I inherited from the original DatabaseScheduler and overwrote two methods (from above) and added the third. After this I changed my scheduler to use in settings.py to CELERY_BEAT_SCHEDULER = 'myapp.own_scheduler:OwnScheduler'.

project/myapp/own_scheduler.py


from django_celery_beat.schedulers import (
    DatabaseScheduler,
    ADD_ENTRY_ERROR,
    PeriodicTask,
    logger,
)

class OwnScheduler(DatabaseScheduler):

    def setup_schedule(self):
        self.disable_all_periodic_tasks()
        self.install_default_entries(self.schedule)
        self.update_from_dict(self.app.conf.beat_schedule)

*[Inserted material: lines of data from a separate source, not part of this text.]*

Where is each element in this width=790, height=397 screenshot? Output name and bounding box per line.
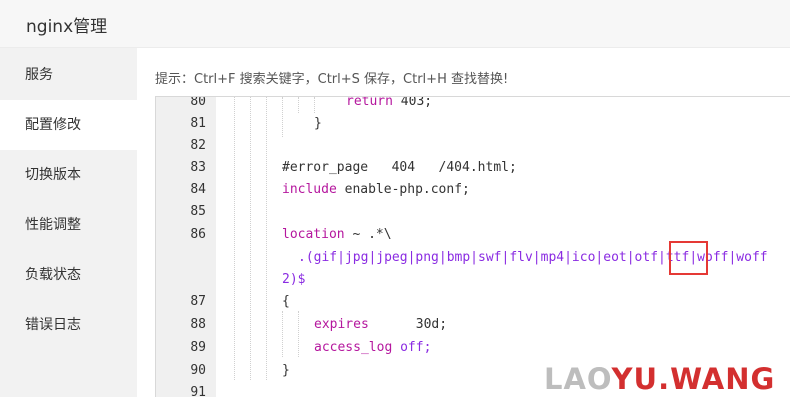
- code-line-80: return 403;: [346, 96, 433, 113]
- indent-guide: [234, 97, 235, 380]
- sidebar-item-service[interactable]: 服务: [0, 50, 137, 100]
- line-number: 88: [190, 317, 206, 332]
- sidebar-item-performance[interactable]: 性能调整: [0, 200, 137, 250]
- code-line-86-wrap-2: 2)$: [282, 272, 306, 287]
- line-number: 89: [190, 340, 206, 355]
- code-token: return: [346, 96, 393, 109]
- line-number: 80: [190, 96, 206, 109]
- code-token: expires: [314, 317, 369, 332]
- title-bar: nginx管理: [0, 0, 790, 48]
- sidebar-item-error-log[interactable]: 错误日志: [0, 300, 137, 350]
- window-title: nginx管理: [26, 17, 108, 37]
- watermark-part-b: YU.WANG: [611, 362, 776, 396]
- code-line-87: {: [282, 294, 290, 309]
- code-line-90: }: [282, 363, 290, 378]
- indent-guide: [298, 97, 299, 113]
- indent-guide: [282, 311, 283, 357]
- watermark: LAOYU.WANG: [544, 362, 775, 396]
- code-token: location: [282, 227, 345, 242]
- indent-guide: [250, 97, 251, 380]
- line-number: 81: [190, 116, 206, 131]
- code-line-84: include enable-php.conf;: [282, 179, 470, 201]
- sidebar: 服务 配置修改 切换版本 性能调整 负载状态 错误日志: [0, 48, 137, 397]
- code-line-86: location ~ .*\: [282, 224, 392, 246]
- indent-guide: [314, 97, 315, 113]
- line-number: 82: [190, 138, 206, 153]
- code-token: enable-php.conf;: [336, 182, 470, 197]
- sidebar-item-config[interactable]: 配置修改: [0, 100, 137, 150]
- line-number: 87: [190, 294, 206, 309]
- line-number: 90: [190, 363, 206, 378]
- code-line-81: }: [314, 116, 322, 131]
- code-token: access_log: [314, 340, 393, 355]
- code-line-88: expires 30d;: [314, 314, 447, 336]
- code-line-89: access_log off;: [314, 337, 431, 359]
- line-number: 83: [190, 160, 206, 175]
- code-token: include: [282, 182, 337, 197]
- code-line-83: #error_page 404 /404.html;: [282, 160, 517, 175]
- shortcut-hint: 提示：Ctrl+F 搜索关键字，Ctrl+S 保存，Ctrl+H 查找替换!: [155, 72, 509, 87]
- code-token: ~ .*\: [344, 227, 392, 242]
- sidebar-item-switch-version[interactable]: 切换版本: [0, 150, 137, 200]
- watermark-part-a: LAO: [544, 362, 612, 396]
- main-panel: 提示：Ctrl+F 搜索关键字，Ctrl+S 保存，Ctrl+H 查找替换! 8…: [137, 48, 790, 397]
- code-token: off;: [392, 340, 432, 355]
- code-token: .(gif|jpg|jpeg|png|bmp|swf|flv|mp4|ico|e…: [298, 250, 666, 265]
- line-number: 84: [190, 182, 206, 197]
- indent-guide: [266, 97, 267, 380]
- indent-guide: [298, 311, 299, 357]
- line-number: 86: [190, 227, 206, 242]
- sidebar-item-load-status[interactable]: 负载状态: [0, 250, 137, 300]
- code-editor[interactable]: 80 return 403; 81 } 82 83 #error_page 40…: [155, 96, 790, 397]
- code-token: 403;: [392, 96, 433, 109]
- highlight-box: [669, 241, 708, 275]
- line-number: 91: [190, 385, 206, 397]
- code-token: 30d;: [368, 317, 448, 332]
- indent-guide: [282, 97, 283, 137]
- line-number: 85: [190, 204, 206, 219]
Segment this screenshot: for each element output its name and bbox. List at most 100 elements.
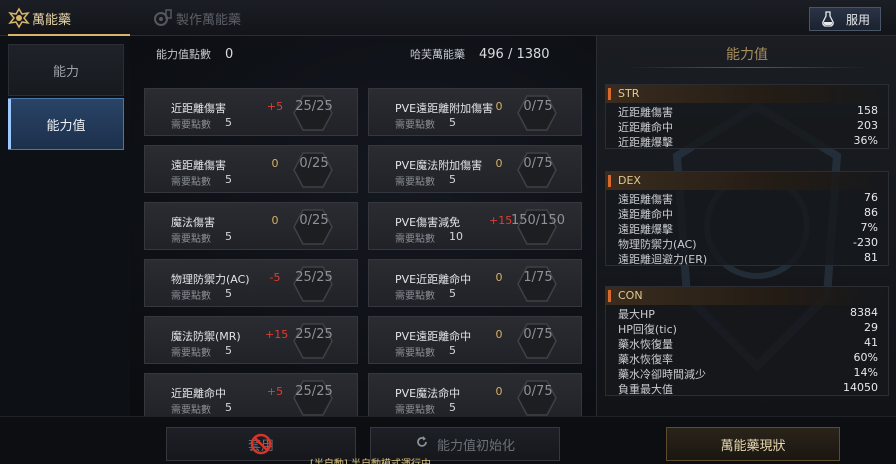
stat-card-progress: 1/75 (523, 270, 553, 285)
stat-row: 藥水冷卻時間減少 14% (606, 365, 888, 381)
stat-row: 遠距離迴避力(ER) 81 (606, 250, 888, 266)
stat-card[interactable]: PVE遠距離附加傷害 需要點數 5 0 0/75 (368, 88, 582, 136)
stat-row-value: 29 (864, 321, 878, 334)
stat-card-req-value: 5 (225, 401, 232, 414)
side-nav: 能力 能力值 (0, 36, 130, 428)
stat-row-value: 203 (857, 119, 878, 132)
use-button-label: 服用 (845, 12, 870, 27)
stat-row: 藥水恢復率 60% (606, 350, 888, 366)
stat-card[interactable]: PVE魔法命中 需要點數 5 0 0/75 (368, 373, 582, 416)
stat-card-progress: 0/25 (299, 156, 329, 171)
stat-card-req-value: 5 (449, 287, 456, 300)
stat-card-req-value: 5 (225, 116, 232, 129)
stat-card-req-value: 10 (449, 230, 463, 243)
stat-card-progress: 0/75 (523, 384, 553, 399)
stat-card-req-value: 5 (225, 344, 232, 357)
stat-row-value: 8384 (850, 306, 878, 319)
stat-section-header: DEX (606, 172, 888, 190)
stat-row: 藥水恢復量 41 (606, 335, 888, 351)
stats-summary-title: 能力值 (726, 47, 768, 63)
stat-card-req-value: 5 (449, 401, 456, 414)
stat-card-req-label: 需要點數 (395, 120, 435, 131)
apply-button-wrap: 套用 (248, 433, 274, 455)
stat-card-req-label: 需要點數 (171, 120, 211, 131)
stat-points: 能力值點數 0 (156, 46, 233, 62)
stat-card-req-label: 需要點數 (171, 291, 211, 302)
stat-row: 最大HP 8384 (606, 305, 888, 321)
stat-card-progress: 0/25 (299, 213, 329, 228)
stat-card-progress: 0/75 (523, 327, 553, 342)
sidebar-item-stats[interactable]: 能力值 (8, 98, 124, 150)
stat-card-req-value: 5 (225, 230, 232, 243)
use-button[interactable]: 服用 (809, 7, 881, 31)
stat-card-req-label: 需要點數 (395, 177, 435, 188)
stat-card-name: PVE魔法命中 (395, 387, 461, 400)
stat-card[interactable]: 物理防禦力(AC) 需要點數 5 -5 25/25 (144, 259, 358, 307)
stat-card-req-label: 需要點數 (395, 348, 435, 359)
stat-card-req-label: 需要點數 (395, 291, 435, 302)
stat-row: 遠距離命中 86 (606, 205, 888, 221)
stat-row-value: 7% (860, 221, 878, 234)
stat-card-req-value: 5 (225, 287, 232, 300)
stat-card[interactable]: 近距離傷害 需要點數 5 +5 25/25 (144, 88, 358, 136)
elixir-status-button[interactable]: 萬能藥現狀 (666, 427, 840, 461)
stat-card[interactable]: PVE傷害減免 需要點數 10 +15 150/150 (368, 202, 582, 250)
stat-row-value: 76 (864, 191, 878, 204)
stat-card-progress: 150/150 (510, 213, 565, 228)
potion-icon (820, 11, 836, 30)
stat-row-value: 41 (864, 336, 878, 349)
stat-card-req-label: 需要點數 (395, 234, 435, 245)
stat-card-name: PVE傷害減免 (395, 216, 461, 229)
gear-flask-icon (152, 7, 174, 29)
elixir-emblem-icon (8, 7, 30, 29)
elixir-count: 哈芙萬能藥 496 / 1380 (410, 46, 550, 62)
stat-row-label: 負重最大值 (618, 383, 673, 396)
stat-card-req-value: 5 (225, 173, 232, 186)
stat-card[interactable]: PVE近距離命中 需要點數 5 0 1/75 (368, 259, 582, 307)
stat-row: HP回復(tic) 29 (606, 320, 888, 336)
stat-card-name: 遠距離傷害 (171, 159, 226, 172)
disabled-icon (250, 433, 272, 455)
bottom-action-bar: 套用 能力值初始化 萬能藥現狀 (0, 416, 896, 464)
stat-card-progress: 0/75 (523, 156, 553, 171)
stat-section-dex: DEX 遠距離傷害 76 遠距離命中 86 遠距離爆擊 7% 物理防禦力(AC)… (605, 171, 889, 266)
stat-card-name: PVE近距離命中 (395, 273, 472, 286)
stat-row: 負重最大值 14050 (606, 380, 888, 396)
stat-section-con: CON 最大HP 8384 HP回復(tic) 29 藥水恢復量 41 藥水恢復… (605, 286, 889, 396)
stat-card-req-value: 5 (449, 344, 456, 357)
stat-card-req-label: 需要點數 (171, 177, 211, 188)
stat-card[interactable]: 遠距離傷害 需要點數 5 0 0/25 (144, 145, 358, 193)
stat-card-req-label: 需要點數 (395, 405, 435, 416)
tab-craft-elixir[interactable]: 製作萬能藥 (144, 0, 274, 36)
stat-card-progress: 25/25 (295, 327, 333, 342)
stat-row: 近距離命中 203 (606, 118, 888, 134)
stat-card[interactable]: PVE魔法附加傷害 需要點數 5 0 0/75 (368, 145, 582, 193)
stat-card[interactable]: 魔法傷害 需要點數 5 0 0/25 (144, 202, 358, 250)
sidebar-item-label: 能力 (52, 64, 79, 80)
tab-elixir-label: 萬能藥 (32, 12, 72, 28)
stat-card[interactable]: 近距離命中 需要點數 5 +5 25/25 (144, 373, 358, 416)
stat-points-label: 能力值點數 (156, 48, 211, 61)
elixir-count-value: 496 / 1380 (479, 47, 550, 62)
stat-section-header: STR (606, 85, 888, 103)
stat-row-label: 遠距離迴避力(ER) (618, 253, 708, 266)
sidebar-item-label: 能力值 (46, 118, 86, 134)
stat-card[interactable]: 魔法防禦(MR) 需要點數 5 +15 25/25 (144, 316, 358, 364)
stat-card-name: 魔法傷害 (171, 216, 215, 229)
stat-card-name: 近距離命中 (171, 387, 226, 400)
stat-card[interactable]: PVE遠距離命中 需要點數 5 0 0/75 (368, 316, 582, 364)
tab-elixir[interactable]: 萬能藥 (0, 0, 130, 36)
stat-row: 物理防禦力(AC) -230 (606, 235, 888, 251)
stat-card-name: 近距離傷害 (171, 102, 226, 115)
stat-row-value: -230 (853, 236, 878, 249)
stat-row: 遠距離傷害 76 (606, 190, 888, 206)
stat-card-req-value: 5 (449, 173, 456, 186)
stat-card-progress: 25/25 (295, 384, 333, 399)
sidebar-item-ability[interactable]: 能力 (8, 44, 124, 96)
tab-craft-label: 製作萬能藥 (176, 12, 242, 28)
stat-section-str: STR 近距離傷害 158 近距離命中 203 近距離爆擊 36% (605, 84, 889, 149)
stat-row: 近距離傷害 158 (606, 103, 888, 119)
stat-card-name: PVE魔法附加傷害 (395, 159, 483, 172)
top-tab-bar: 萬能藥 製作萬能藥 服用 (0, 0, 896, 36)
stat-card-req-label: 需要點數 (171, 405, 211, 416)
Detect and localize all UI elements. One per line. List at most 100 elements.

    def disable_all_periodic_tasks(self):
        """disable all periodic tasks to be sure that
        tasks removed from Django code are deactivated in DB
        after Beat restart. But disabled tasks are still
        present and reachable in DB (not deleted)."""
        current_periodic_tasks = PeriodicTask.objects.all()
        for periodic_task in current_periodic_tasks:
            periodic_task.enabled = False
            periodic_task.save()

    def update_from_dict(self, mapping):
        s = {}
        for name, entry_fields in mapping.items():
            # enable each task found in code of Django.
            # one exception: "enabled" key is already present 
            # in 'entry_fields' - this means an explicit setting.
            if "enabled" not in entry_fields:
                entry_fields["enabled"] = True
            try:
                entry = self.Entry.from_entry(name,
                                              app=self.app,
                                              **entry_fields)
                if entry.model.enabled:
                    s[name] = entry
            except Exception as exc:
                logger.exception(ADD_ENTRY_ERROR, name, exc, entry_fields)
        self.schedule.update(s)

Have fun. mrkf

kylebebak commented 1 month ago

This is really basic functionality -- if the records in django_celery_beat_periodictask (the DB) don't match what's in beat_schedule (application code), this library is broken =(

I noted the same thing in #757


On a more productive note, a straightforward way to fix this would be to delete and recreate all the schedule records on startup. For syncing state, delete/recreate is in general slower but easier than diffing. For most use cases, with e.g. ~5-50 scheduled tasks, it won't seriously affect startup time, especially if records are batch inserted

This could be configurable behavior. But yeah, we just ran into this same bug -- we removed a task from the beat schedule, redeployed and restarted beat. Beat kept running the (non-existent) task, raising NotRegistered every time

m-r-k-f commented 1 month ago

Thanks for your reaction.

My interesting was to understand the inner structure of Celery + Beat and the question: did they really forget to implement a way to deactivate (or remove) periodic tasks after a change in code?

The second point was (and is): I want to hold my entries in DB for analysis (also triggered by a desire of my mentor). And this is the different. I think it is case dependent.